The division algorithm and the Euclidean algorithm are two of the oldest results in modern use. The former gives us existence and uniqueness of quotients and remainders for positive integer division, and the latter establishes a method to obtain the greatest common divisor of two integers through repeated application of the division algorithm. Though there exist much more sophisticated and faster algorithms in terms of computational steps for reaching the same ends, these two are straightfoward and the basis upon which improvements are compared.

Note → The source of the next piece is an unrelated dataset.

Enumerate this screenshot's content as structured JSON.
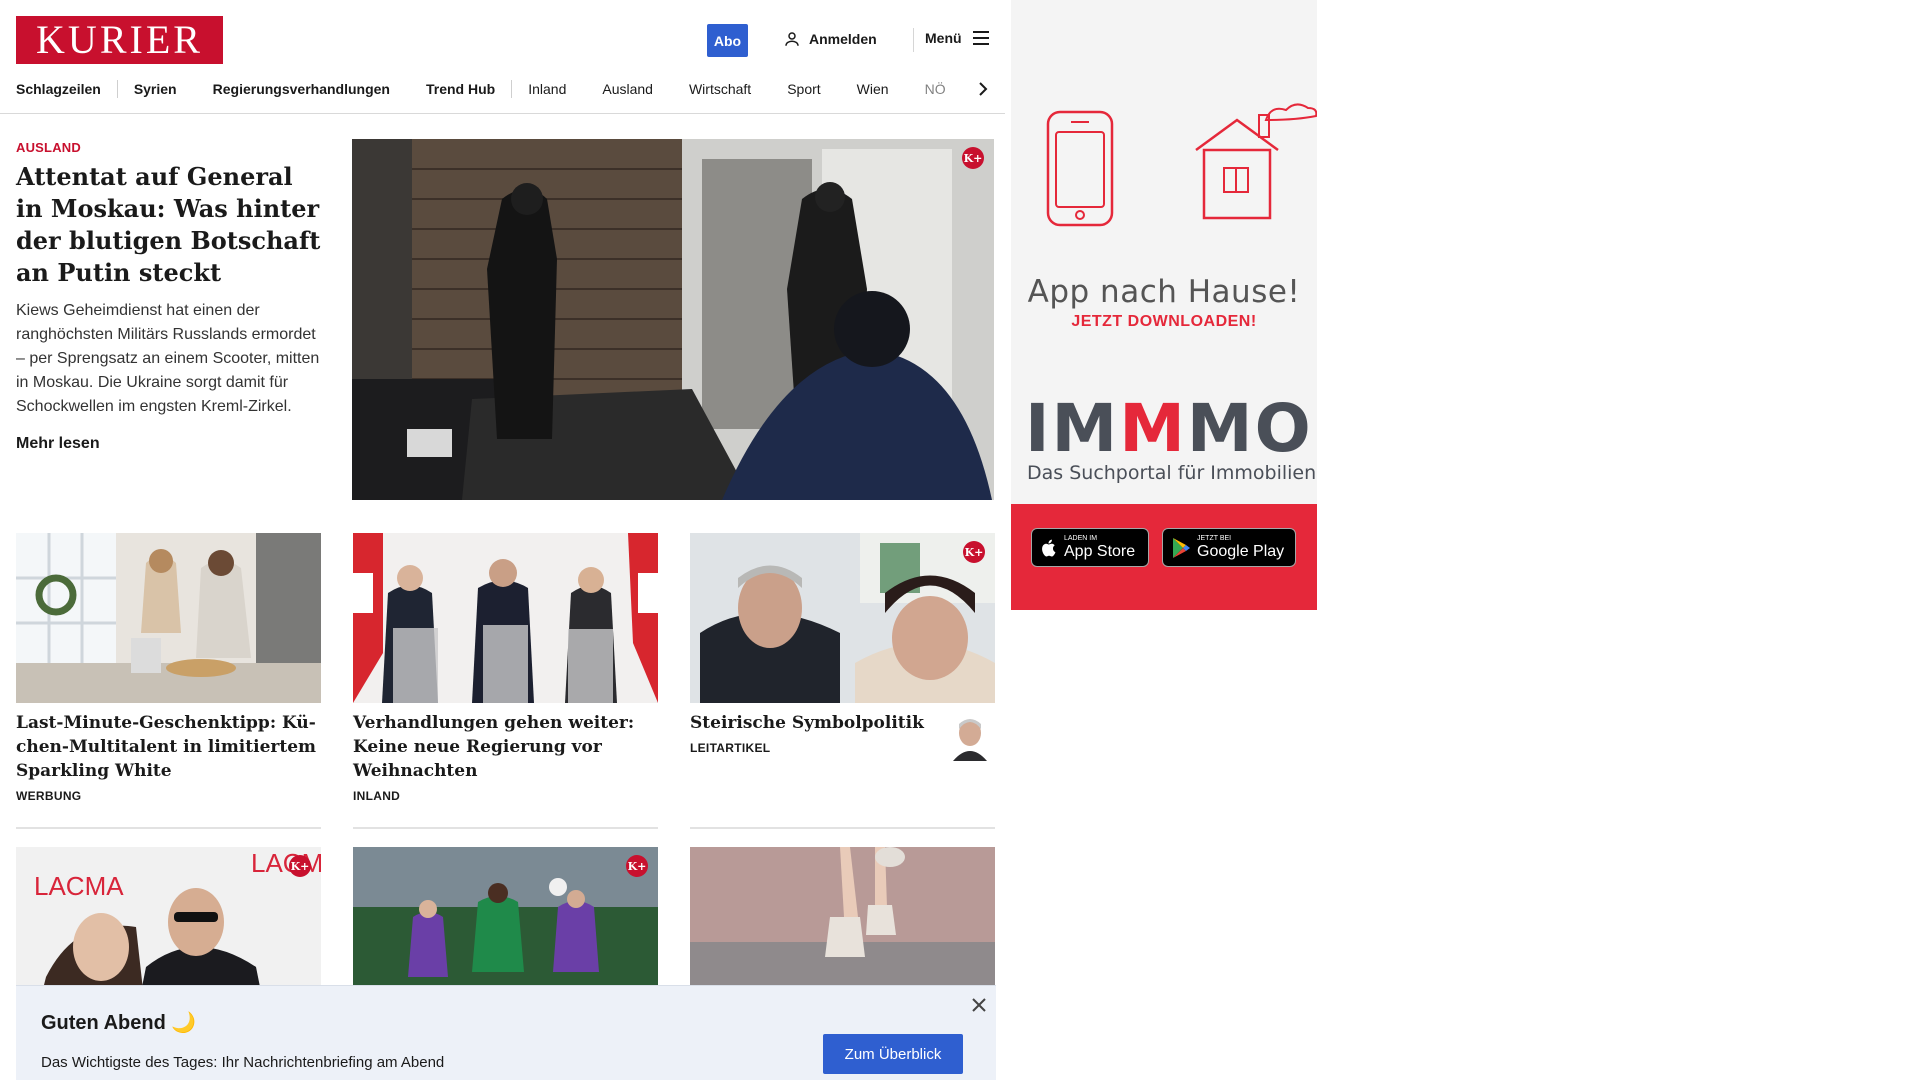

Since we built up a sufficient base to prove the division algorithm in the previous lesson, we open with its statement and proof.
Theorem 2.1. Given positive integers $a$ and $b$, $b \neq 0$, there exist unique integers $q$ and $r$, with $0 \leq r \lt b$ such that $a = bq + r$.
Note 1: It is standard practice when stating this theorem to use $q$ and $r$ since they denote, respectively, a quotient and a remainder.
Note 2: This is what's called an "existence and uniqueness" proof. The strategy thus requires two steps - to show that the values desired exist, and that the result is a unique one. Uniqueness is shown generally by positing there are two solutions and deriving that they must be equal through some means or another. It's a standard strategy, and one you should study carefully for understanding mathematical proof structures.
Proof: Since $a$ and $b$ are both positive integers, consider the set of non-negative integers given by $ \{ a, a-b, a-2b, \dots \}$. It's bounded below by $0$, and so contains a least element by the least integer principle. Call that value $a-qb$. Note that $a-(q+1)b \lt 0$ by this construction, so $q$ is in fact the greatest multiple of $b$ that can be subracted from $a$. Now let $r = a-bq$. This gives us both of $q$ and $r$, so this suffices to show the existence of $q$ and $r$ such that $a= bq + r$.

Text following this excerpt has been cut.